Is weird. I think I think this about almost every place I go. That wherever I am is a weird place, but for a different reason.

For one thing, the municipal seal says: “City of Iowa City” and I think that’s ridiculous. But moreso I found it interesting to ponder the ecology of the city; it’s demographics and economics. It’s a college town. It probably only really exists now because it’s a college town. So it swells pregnant with the weight of tens of thousands of students for 9 months out of the year and contracts into a sort of reverse hibernation in the summer. When I was there for the month of October, I saw signs in almost every shop/cafe/bar/restaurant looking for new workers (I assume students) to handle the presumably increasing amount of business (also, I assume, due to the influx of students).

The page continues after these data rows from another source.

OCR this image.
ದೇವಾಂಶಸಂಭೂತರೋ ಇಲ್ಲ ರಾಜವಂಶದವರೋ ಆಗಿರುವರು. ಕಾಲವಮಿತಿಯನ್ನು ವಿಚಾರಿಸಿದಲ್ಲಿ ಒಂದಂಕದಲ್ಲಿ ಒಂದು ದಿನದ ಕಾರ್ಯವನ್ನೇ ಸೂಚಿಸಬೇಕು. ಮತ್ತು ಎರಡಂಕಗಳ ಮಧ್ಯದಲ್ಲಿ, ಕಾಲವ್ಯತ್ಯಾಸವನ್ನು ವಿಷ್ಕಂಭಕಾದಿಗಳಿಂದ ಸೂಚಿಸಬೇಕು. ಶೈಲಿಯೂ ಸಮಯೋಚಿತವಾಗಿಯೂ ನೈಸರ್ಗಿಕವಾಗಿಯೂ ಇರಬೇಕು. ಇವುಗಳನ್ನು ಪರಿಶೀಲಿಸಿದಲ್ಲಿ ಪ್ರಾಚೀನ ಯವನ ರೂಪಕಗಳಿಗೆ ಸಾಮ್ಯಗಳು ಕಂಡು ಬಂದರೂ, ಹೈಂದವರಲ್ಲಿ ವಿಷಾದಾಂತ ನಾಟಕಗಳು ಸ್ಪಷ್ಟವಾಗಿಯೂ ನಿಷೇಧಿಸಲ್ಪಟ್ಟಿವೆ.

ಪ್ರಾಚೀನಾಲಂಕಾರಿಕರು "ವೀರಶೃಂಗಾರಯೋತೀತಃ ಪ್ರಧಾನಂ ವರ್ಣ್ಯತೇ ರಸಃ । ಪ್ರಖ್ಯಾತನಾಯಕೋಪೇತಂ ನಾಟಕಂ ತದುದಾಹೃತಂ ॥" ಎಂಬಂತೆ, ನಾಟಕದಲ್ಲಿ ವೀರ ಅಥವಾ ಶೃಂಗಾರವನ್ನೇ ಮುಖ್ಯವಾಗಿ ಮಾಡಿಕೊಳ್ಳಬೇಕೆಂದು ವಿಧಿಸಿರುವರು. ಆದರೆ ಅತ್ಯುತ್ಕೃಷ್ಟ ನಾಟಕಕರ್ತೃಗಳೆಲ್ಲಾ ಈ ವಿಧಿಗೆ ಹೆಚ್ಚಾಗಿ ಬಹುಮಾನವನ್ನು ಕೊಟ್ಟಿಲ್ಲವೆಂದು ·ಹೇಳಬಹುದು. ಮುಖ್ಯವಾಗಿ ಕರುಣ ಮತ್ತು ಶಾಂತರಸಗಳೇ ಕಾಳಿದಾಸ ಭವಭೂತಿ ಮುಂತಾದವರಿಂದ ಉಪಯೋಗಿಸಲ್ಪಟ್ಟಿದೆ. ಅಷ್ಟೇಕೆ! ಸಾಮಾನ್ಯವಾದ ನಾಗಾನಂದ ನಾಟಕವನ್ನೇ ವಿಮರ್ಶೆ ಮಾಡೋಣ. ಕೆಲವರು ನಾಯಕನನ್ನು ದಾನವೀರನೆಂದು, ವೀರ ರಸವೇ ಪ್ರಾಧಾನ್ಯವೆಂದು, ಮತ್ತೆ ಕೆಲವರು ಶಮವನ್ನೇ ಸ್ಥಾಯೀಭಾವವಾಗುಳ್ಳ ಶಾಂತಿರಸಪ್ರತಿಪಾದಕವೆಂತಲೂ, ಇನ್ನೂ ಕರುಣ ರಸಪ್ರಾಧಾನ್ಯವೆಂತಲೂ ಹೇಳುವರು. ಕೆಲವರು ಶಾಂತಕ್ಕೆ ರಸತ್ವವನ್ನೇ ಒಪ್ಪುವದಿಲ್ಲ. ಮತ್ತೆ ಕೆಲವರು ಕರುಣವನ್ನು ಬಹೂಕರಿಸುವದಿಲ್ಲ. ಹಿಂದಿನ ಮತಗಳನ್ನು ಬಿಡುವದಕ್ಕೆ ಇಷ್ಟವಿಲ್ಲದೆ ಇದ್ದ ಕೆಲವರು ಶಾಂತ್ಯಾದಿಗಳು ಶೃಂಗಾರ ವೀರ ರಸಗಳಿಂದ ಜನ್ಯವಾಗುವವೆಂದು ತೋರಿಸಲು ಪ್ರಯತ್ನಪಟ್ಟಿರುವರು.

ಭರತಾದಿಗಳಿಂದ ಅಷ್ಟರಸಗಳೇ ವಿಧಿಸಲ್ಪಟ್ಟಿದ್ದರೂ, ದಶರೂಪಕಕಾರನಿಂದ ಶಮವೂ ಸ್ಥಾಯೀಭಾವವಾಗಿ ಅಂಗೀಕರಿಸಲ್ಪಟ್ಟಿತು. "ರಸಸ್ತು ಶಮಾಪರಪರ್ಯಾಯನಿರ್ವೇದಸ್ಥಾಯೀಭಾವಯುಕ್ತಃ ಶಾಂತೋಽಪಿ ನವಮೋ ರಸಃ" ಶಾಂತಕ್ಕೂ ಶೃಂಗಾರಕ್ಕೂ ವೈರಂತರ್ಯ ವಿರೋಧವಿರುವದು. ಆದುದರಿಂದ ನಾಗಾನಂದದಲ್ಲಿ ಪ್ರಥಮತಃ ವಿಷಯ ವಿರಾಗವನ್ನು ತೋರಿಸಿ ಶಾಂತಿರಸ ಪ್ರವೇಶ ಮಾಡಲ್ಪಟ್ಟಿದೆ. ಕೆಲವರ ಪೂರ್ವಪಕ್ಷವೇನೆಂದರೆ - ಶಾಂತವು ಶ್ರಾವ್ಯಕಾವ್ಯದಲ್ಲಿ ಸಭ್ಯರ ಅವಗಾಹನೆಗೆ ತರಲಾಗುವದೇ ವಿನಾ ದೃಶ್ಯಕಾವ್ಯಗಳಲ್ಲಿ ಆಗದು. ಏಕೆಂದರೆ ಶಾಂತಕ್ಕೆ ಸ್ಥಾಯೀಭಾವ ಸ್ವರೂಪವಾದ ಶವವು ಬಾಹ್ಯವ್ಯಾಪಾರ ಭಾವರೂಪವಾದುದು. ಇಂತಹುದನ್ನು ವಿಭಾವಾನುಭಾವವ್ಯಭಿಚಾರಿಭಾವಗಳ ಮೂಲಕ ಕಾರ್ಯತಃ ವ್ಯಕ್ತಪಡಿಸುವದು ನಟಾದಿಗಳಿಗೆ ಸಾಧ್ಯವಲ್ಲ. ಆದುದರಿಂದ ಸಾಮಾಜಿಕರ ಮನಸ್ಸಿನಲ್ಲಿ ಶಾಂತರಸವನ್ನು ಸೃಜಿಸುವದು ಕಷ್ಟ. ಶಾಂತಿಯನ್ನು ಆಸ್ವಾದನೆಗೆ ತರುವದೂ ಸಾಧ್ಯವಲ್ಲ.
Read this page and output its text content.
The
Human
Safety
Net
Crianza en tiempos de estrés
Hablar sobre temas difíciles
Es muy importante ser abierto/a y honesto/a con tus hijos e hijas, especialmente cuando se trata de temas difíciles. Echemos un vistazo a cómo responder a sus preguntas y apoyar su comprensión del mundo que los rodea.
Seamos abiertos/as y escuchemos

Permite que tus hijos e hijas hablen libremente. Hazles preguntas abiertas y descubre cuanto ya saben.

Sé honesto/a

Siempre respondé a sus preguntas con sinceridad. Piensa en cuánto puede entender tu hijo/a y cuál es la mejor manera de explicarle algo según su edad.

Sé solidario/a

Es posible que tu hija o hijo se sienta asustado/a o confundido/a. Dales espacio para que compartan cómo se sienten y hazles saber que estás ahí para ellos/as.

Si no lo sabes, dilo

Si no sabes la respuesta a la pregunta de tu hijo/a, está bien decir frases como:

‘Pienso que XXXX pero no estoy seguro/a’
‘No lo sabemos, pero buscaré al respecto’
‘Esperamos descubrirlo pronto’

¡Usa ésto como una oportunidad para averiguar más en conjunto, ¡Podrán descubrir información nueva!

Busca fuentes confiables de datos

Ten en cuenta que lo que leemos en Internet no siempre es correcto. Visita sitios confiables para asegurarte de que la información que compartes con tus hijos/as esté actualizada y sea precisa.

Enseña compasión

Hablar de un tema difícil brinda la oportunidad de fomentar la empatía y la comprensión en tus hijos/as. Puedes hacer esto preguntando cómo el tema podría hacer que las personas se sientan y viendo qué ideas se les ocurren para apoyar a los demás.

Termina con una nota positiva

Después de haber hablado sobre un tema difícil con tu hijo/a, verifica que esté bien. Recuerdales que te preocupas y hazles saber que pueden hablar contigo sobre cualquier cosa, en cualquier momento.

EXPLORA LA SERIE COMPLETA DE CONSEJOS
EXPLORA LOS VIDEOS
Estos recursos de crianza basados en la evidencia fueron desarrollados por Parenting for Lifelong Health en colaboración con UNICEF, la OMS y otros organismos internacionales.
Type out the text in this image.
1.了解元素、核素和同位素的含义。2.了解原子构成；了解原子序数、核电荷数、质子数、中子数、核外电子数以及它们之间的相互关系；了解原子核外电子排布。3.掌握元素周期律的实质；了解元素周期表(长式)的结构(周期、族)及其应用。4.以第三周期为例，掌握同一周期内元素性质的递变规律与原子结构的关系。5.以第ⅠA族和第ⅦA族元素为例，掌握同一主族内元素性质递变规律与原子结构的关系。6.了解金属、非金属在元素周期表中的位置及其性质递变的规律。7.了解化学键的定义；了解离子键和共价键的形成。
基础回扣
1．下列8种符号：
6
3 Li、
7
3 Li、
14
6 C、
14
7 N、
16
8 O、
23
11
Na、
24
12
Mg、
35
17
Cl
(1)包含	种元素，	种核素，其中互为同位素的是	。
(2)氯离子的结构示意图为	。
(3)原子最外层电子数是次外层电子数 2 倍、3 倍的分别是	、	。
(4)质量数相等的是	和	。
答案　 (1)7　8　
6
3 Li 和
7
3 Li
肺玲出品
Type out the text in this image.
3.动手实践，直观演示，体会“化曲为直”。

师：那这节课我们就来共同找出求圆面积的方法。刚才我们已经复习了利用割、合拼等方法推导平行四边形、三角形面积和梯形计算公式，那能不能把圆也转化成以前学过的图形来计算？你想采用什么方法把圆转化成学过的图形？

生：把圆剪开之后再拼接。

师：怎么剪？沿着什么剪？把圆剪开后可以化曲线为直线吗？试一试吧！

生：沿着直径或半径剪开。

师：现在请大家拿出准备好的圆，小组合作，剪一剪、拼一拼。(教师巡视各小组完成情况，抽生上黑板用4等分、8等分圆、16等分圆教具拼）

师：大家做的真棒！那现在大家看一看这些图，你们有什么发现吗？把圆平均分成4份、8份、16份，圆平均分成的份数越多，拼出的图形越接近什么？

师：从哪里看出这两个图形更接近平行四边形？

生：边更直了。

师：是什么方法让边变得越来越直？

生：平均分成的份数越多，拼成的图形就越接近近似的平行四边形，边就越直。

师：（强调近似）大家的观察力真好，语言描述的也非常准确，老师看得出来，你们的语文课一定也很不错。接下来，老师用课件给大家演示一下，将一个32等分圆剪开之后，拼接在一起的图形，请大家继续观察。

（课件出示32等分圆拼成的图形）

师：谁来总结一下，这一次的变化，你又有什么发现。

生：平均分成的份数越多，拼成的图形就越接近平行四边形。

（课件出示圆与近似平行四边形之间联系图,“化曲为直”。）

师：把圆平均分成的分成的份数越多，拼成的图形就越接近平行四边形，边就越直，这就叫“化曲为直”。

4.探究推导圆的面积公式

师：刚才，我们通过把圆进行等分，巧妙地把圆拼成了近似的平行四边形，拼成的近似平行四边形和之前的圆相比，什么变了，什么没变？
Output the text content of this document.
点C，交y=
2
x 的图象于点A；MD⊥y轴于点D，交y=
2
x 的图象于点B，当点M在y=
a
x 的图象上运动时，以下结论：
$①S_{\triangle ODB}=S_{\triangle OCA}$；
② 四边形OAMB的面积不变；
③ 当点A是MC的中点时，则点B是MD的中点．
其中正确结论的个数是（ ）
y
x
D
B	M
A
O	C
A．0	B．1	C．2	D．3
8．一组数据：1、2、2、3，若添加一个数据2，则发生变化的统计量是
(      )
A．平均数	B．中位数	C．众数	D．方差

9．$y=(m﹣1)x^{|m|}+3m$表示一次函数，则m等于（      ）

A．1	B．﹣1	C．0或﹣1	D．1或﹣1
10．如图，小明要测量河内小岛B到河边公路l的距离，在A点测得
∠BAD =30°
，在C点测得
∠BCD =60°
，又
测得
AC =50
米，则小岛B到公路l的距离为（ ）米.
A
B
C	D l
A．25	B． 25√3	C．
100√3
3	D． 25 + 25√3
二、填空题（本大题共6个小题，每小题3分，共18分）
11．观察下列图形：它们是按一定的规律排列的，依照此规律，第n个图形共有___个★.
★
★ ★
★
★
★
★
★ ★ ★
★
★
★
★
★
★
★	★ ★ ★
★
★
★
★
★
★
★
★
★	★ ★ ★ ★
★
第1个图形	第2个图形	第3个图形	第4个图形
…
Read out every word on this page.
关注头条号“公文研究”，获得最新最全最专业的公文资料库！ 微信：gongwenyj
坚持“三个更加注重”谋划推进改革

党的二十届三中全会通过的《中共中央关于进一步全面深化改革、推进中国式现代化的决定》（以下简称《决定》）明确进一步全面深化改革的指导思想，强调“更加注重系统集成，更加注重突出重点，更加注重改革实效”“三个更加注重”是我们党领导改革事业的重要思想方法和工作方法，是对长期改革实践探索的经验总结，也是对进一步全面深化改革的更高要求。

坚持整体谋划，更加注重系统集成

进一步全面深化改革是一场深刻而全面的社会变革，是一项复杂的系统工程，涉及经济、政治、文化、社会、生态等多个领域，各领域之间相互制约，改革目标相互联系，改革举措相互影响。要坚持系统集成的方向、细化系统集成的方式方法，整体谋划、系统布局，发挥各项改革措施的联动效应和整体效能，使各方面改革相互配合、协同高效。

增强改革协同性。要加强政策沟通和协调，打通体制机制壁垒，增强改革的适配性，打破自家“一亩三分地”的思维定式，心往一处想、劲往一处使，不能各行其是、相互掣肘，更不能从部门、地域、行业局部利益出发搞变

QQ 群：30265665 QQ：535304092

I sat in an industrially decorated sandwich place adjacent to a hardware store, eating sweet potato fries and writing postcards when I overheard the staff chatting about picking up additional part time jobs now that other shops were hiring again. They complained about the students who were hired but then quit within weeks because they couldn’t handle their jobs in addition to their schoolwork. And I remarked on how interesting the mix of people in Iowa City are – students, academic faculty, support staff, townies – all shopping at the HyVee, objectively America’s greatest grocery store.

To me, Iowa City also felt weird because it was an oasis of “culture” amongst the cornfields. Every day I worked for several hours in a “hip” coffeeshop called High Ground. I’ve yet to find another shop (IN ALL OF THE WORLD!) so conducive to my mental work processes. Ten percent of the baristas had alternative hair styles (dyed, shaved) and one-hundred percent had tattoos. Down the street sits an arts collective (Public Space One) that hosts printmaking (among other creative endeavors) workshops and afrofuturists in residence.

I felt like I could live in Iowa City for a long time because of the HyVee and the variety of arts and music without the chaos that accompanies large cities. Literally what more could you need?